Naïve Bayes cost curve
Naïve Bayes: Cost vs threshold (optimal ≈ 0.08).
KNN cost curve
KNN: Cost vs threshold (optimal ≈ 0.01).

Evaluation

Report Accuracy, Precision, Recall, MAE, and Confusion Matrix before/after thresholding. Post-threshold, LR achieves the highest recall and lowest total cost.

Model Opt. Threshold Notes
Logistic Regression 0.08 Best recall & lowest cost after tuning.
Decision Tree 0.09 Competitive recall with tuning.
Naïve Bayes 0.08 High baseline recall; cost improved.
KNN (k=8) 0.01 Low threshold needed; recall trails LR.
LR PRC
Logistic Regression: Precision–Recall Curve.
Decision Tree PRC
Decision Tree: Precision–Recall Curve.
Naïve Bayes PRC
Naïve Bayes: Precision–Recall Curve.
KNN PRC
KNN: Precision–Recall Curve.

Selected Code

Train/Test Split & Target

from sklearn.model_selection import train_test_split

y = df["_MICHD"].replace({2: 0})   # 1 = CHD/MI ever; 0 = otherwise
X = df.drop(columns=["_MICHD"])

X_train, X_test, y_train, y_test = train_test_split(
    X, y, test_size=0.40, random_state=42, stratify=y
)

Recall-Focused CV & Threshold Search

from sklearn.model_selection import GridSearchCV
from sklearn.linear_model import LogisticRegression
import numpy as np

# Logistic Regression (recall-first)
lr = LogisticRegression(penalty="l1", solver="saga", max_iter=2000)
grid = {"C": [0.5, 1, 1.4142, 2, 3]}
lr_cv = GridSearchCV(lr, grid, scoring="recall", cv=10, n_jobs=-1).fit(X_train, y_train)
lr_best = lr_cv.best_estimator_.fit(X_train, y_train)

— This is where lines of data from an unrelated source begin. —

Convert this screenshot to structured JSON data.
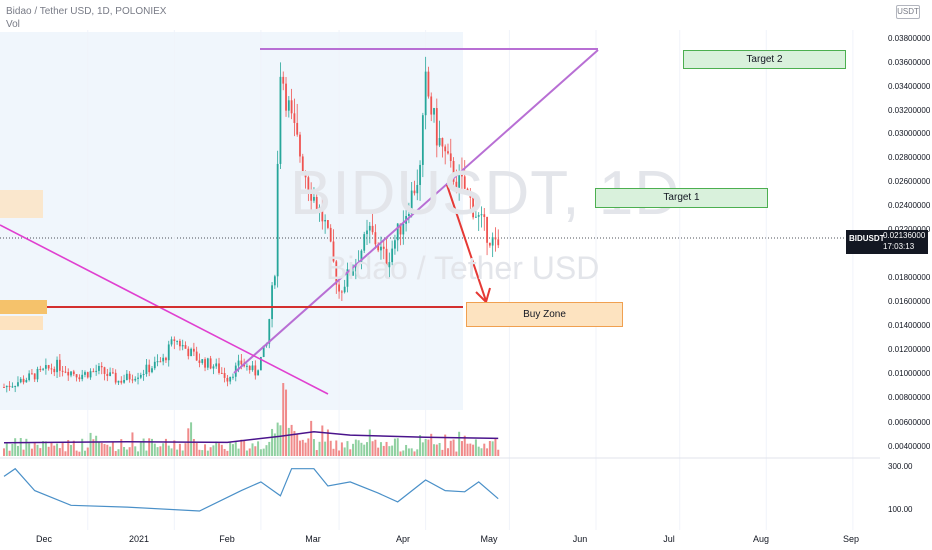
{
  "header": {
    "title": "Bidao / Tether USD, 1D, POLONIEX",
    "volume_label": "Vol"
  },
  "currency_button": "USDT",
  "watermark": {
    "ticker": "BIDUSDT, 1D",
    "name": "Bidao / Tether USD"
  },
  "price_tag": {
    "symbol": "BIDUSDT",
    "value": "0.02136000",
    "countdown": "17:03:13"
  },
  "annotations": {
    "target2": "Target 2",
    "target1": "Target 1",
    "buy_zone": "Buy Zone"
  },
  "colors": {
    "up": "#26a69a",
    "down": "#ef5350",
    "volume_up": "#8fd0a0",
    "volume_down": "#f08a8a",
    "vol_ma": "#4a148c",
    "triangle": "#b86fd4",
    "downtrend": "#e040d0",
    "support": "#d32f2f",
    "arrow": "#e53935",
    "target_fill": "#d9f1dc",
    "target_border": "#4caf50",
    "buyzone_fill": "#fde3c0",
    "buyzone_border": "#f0a050",
    "indicator": "#4a90c8"
  },
  "chart_data": {
    "type": "candlestick",
    "title": "Bidao / Tether USD, 1D, POLONIEX",
    "y_axis": {
      "scale": "linear",
      "range": [
        0.003,
        0.039
      ],
      "tick_labels": [
        "0.03800000",
        "0.03600000",
        "0.03400000",
        "0.03200000",
        "0.03000000",
        "0.02800000",
        "0.02600000",
        "0.02400000",
        "0.02200000",
        "0.02000000",
        "0.01800000",
        "0.01600000",
        "0.01400000",
        "0.01200000",
        "0.01000000",
        "0.00800000",
        "0.00600000",
        "0.00400000"
      ]
    },
    "x_axis": {
      "tick_labels": [
        "Dec",
        "2021",
        "Feb",
        "Mar",
        "Apr",
        "May",
        "Jun",
        "Jul",
        "Aug",
        "Sep"
      ],
      "range": [
        "2020-11-01",
        "2021-09-10"
      ]
    },
    "last_price": 0.02136,
    "price_series_close": [
      [
        "2020-11-01",
        0.01
      ],
      [
        "2020-11-10",
        0.0108
      ],
      [
        "2020-11-20",
        0.0118
      ],
      [
        "2020-11-28",
        0.011
      ],
      [
        "2020-12-05",
        0.0114
      ],
      [
        "2020-12-12",
        0.0105
      ],
      [
        "2020-12-20",
        0.0112
      ],
      [
        "2020-12-28",
        0.0122
      ],
      [
        "2021-01-01",
        0.014
      ],
      [
        "2021-01-05",
        0.0132
      ],
      [
        "2021-01-10",
        0.0122
      ],
      [
        "2021-01-15",
        0.0118
      ],
      [
        "2021-01-20",
        0.0108
      ],
      [
        "2021-01-25",
        0.012
      ],
      [
        "2021-01-30",
        0.0112
      ],
      [
        "2021-02-03",
        0.0135
      ],
      [
        "2021-02-06",
        0.02
      ],
      [
        "2021-02-08",
        0.0368
      ],
      [
        "2021-02-12",
        0.032
      ],
      [
        "2021-02-18",
        0.027
      ],
      [
        "2021-02-24",
        0.0235
      ],
      [
        "2021-03-01",
        0.018
      ],
      [
        "2021-03-06",
        0.02
      ],
      [
        "2021-03-12",
        0.023
      ],
      [
        "2021-03-18",
        0.0205
      ],
      [
        "2021-03-24",
        0.024
      ],
      [
        "2021-03-30",
        0.028
      ],
      [
        "2021-04-01",
        0.0352
      ],
      [
        "2021-04-05",
        0.031
      ],
      [
        "2021-04-10",
        0.028
      ],
      [
        "2021-04-15",
        0.0265
      ],
      [
        "2021-04-20",
        0.024
      ],
      [
        "2021-04-24",
        0.0225
      ],
      [
        "2021-04-27",
        0.0214
      ]
    ],
    "volume_panel": {
      "ma_line": [
        [
          "2020-11-01",
          0.6
        ],
        [
          "2020-12-15",
          0.65
        ],
        [
          "2021-01-20",
          0.62
        ],
        [
          "2021-02-08",
          0.9
        ],
        [
          "2021-02-20",
          1.1
        ],
        [
          "2021-03-05",
          0.95
        ],
        [
          "2021-04-01",
          0.85
        ],
        [
          "2021-04-27",
          0.8
        ]
      ]
    },
    "indicator_panel": {
      "tick_labels": [
        "300.00",
        "100.00"
      ],
      "series": [
        [
          "2020-11-01",
          230
        ],
        [
          "2020-11-05",
          280
        ],
        [
          "2020-11-12",
          160
        ],
        [
          "2020-11-25",
          110
        ],
        [
          "2020-12-15",
          105
        ],
        [
          "2021-01-10",
          95
        ],
        [
          "2021-01-25",
          160
        ],
        [
          "2021-02-01",
          200
        ],
        [
          "2021-02-08",
          140
        ],
        [
          "2021-02-12",
          280
        ],
        [
          "2021-02-20",
          280
        ],
        [
          "2021-02-25",
          180
        ],
        [
          "2021-03-05",
          200
        ],
        [
          "2021-03-15",
          150
        ],
        [
          "2021-03-22",
          120
        ],
        [
          "2021-04-01",
          210
        ],
        [
          "2021-04-08",
          160
        ],
        [
          "2021-04-15",
          155
        ],
        [
          "2021-04-20",
          200
        ],
        [
          "2021-04-27",
          130
        ]
      ]
    }
  }
}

def min_cost_threshold(y_true, proba, fn_cost=100, fp_cost=10):
    best_t, best_c = 0.5, float("inf")
    for t in np.linspace(0, 1, 501):
        yhat = (proba >= t).astype(int)
        fp = ((yhat==1) & (y_true==0)).sum()
        fn = ((yhat==0) & (y_true==1)).sum()
        c = fn_cost*fn + fp_cost*fp
        if c < best_c: best_t, best_c = t, c
    return best_t, best_c

t_opt, _ = min_cost_threshold(y_test.values, lr_best.predict_proba(X_test)[:,1])

Conclusion & Future Work

Cost-aware thresholding aligns the model with clinical priorities (catch more positives). Logistic Regression performed best after tuning. Next: calibrate probabilities, explore cost-sensitive learners and class-imbalance remedies, and validate on external cohorts.